Recently he has had an exam again. As part of the training to become a skilled industrial operator he had to pass Science and Engineering.
“Did I perform well? I did. Never performed better,” he replies modestly and then smiles: “I passed with flying colours. Got a 12”.
Ulf’s outstanding result marks a good start of the education and integration project which is going on for the time being at Pressalit.
A total of six companies from the central Jutland region take part in the project in collaboration with the Danish Agency for International Recruitment and Integration. It combines integration and education in order to meet the shortage of skilled industrial operators: One refugee and one company employee share the same kind of job and then work and go to school by turns.
The goal is training and a job for everyone.

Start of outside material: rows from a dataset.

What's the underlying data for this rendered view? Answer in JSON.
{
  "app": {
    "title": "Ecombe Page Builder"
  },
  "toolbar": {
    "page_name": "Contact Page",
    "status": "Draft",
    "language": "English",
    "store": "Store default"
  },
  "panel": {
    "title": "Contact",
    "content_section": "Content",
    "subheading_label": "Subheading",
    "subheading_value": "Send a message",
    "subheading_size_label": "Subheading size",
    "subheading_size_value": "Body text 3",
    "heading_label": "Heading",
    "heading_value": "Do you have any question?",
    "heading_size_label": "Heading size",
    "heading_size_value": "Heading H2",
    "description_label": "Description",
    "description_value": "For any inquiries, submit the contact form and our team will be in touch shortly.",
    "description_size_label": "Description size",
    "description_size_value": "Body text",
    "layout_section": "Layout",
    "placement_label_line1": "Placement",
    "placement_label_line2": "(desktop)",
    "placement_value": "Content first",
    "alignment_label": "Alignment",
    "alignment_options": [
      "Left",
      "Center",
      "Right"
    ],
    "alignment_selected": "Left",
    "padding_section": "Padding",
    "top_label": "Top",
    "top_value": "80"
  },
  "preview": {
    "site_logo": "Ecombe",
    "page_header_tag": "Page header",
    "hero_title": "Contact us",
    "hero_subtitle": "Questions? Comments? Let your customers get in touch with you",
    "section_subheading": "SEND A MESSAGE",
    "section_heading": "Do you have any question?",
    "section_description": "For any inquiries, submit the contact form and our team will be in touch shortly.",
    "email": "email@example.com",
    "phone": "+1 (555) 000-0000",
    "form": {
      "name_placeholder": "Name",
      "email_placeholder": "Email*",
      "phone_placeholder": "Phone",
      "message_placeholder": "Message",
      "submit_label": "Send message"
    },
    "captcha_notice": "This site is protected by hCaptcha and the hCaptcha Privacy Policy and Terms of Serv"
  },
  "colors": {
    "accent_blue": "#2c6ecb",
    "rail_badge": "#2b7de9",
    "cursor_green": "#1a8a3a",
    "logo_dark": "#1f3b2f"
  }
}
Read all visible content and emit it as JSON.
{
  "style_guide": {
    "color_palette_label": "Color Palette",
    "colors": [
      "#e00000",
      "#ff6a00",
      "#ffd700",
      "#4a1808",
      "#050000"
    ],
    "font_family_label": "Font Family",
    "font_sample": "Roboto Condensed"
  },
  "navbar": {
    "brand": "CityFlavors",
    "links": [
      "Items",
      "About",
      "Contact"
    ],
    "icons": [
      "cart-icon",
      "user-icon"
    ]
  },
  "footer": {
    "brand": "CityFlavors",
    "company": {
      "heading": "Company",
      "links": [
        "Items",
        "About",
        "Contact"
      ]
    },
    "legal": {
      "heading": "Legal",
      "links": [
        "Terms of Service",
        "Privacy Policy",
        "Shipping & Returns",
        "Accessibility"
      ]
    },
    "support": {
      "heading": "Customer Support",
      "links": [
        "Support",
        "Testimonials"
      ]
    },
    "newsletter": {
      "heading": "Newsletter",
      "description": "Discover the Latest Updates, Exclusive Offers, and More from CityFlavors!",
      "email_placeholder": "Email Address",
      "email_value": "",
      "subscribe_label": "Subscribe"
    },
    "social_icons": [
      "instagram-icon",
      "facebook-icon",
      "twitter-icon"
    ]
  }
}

One with full employment that is. When it comes to skilled industrial operators, there simply are not enough.
Motivation is important
Ulf likes that formula very much. He has helped to train Helen - a refugee from Eritrea - for the job at Pressalit, but he spends more time with Omar from Syria who shares a job with Torben. The reason for this is that the two of them go to school at the same time.
“I find it very rewarding to help other people. I think of that a lot. I can help find the solution to quite a few of the challenges facing the refugees and I’m happy to do it.”
59-year-old Ulf came to work with Pressalit eight years ago as an unskilled worker. Before that time he had had a long career with the Danish Defence. He worked both at home and abroad and for some time also had a job with a special unit in NATO. He resigned when he no longer felt enthusiastic about the job. It’s important for him to feel highly motivated in everything he does, be it his job or his physical training. And he is always striving to make everything as close to perfect as possible no matter what he is dealing with.
At Pressalit his job is to splice stainless steel hinges for toilet seats. While doing it he sometimes becomes completely absorbed in his task.
“I like working with stainless steel. It’s a fascinating material,” he confirms. “It’s flexible and may be shaped into almost anything.”
Retirement? Not for some time to come
After eight years, Ulf still finds it challenging to ensure a certain quality of his work. He likes to adjust his tools in accordance with all the drawings for the various hinge models he produces. Nevertheless he looks forward to replacing his title as unskilled worker with skilled industrial operator.
“I enjoy to learn more, so I had no doubts that I would like to become a trained industrial operator when they asked me, even if I would be the oldest in the class. I have no intention to retire in the near future, far from it, I would like to keep working as long as I possibly can. I would have turned down the offer though, if it meant that I would have had to accept lower wages as a trainee, but that’s not the case.”
A win-win situation
Production Manager Henriette Blichfeldt doesn’t consider Ulf Sørensen’s age a problem either.
“Ulf may have many fine years ahead of him in the workforce, and if we don’t raise the educational level of our employees we will never become any better. This is a way to meet employee recruitment problems. First we offer training to our good employees and then we see to it that they stay with us. Upgrading good employees is a win-win situation.”
Becoming a more skilled worker is certainly the incentive for Ulf. For instance, the idea of lean manufacturing has really attracted his attention. He has learned about the various waste types, a very important field in his opinion, and he has written a paper about excess production and cannot help thinking about possible new procedures.
More influence, please
“My employer shows respect for my work, I really feel that, but I also hope that I will gain more influence when I’m a skilled industrial operator. On new procedures and finding better solutions for instance. Whatever is beneficial to the company is beneficial to me. A good result makes me happy, too, especially If I have had a say in the matter.”
Henriette Blichfeldt has noticed his enthusiasm, too.
“The whole idea is that the skilled employees will bring back the knowledge they acquire to their colleagues. They look upon our conditions of production in a whole new way. And if we see to it that working her stays interesting and stimulating, well, then we will be able to keep a good employee for much longer time.”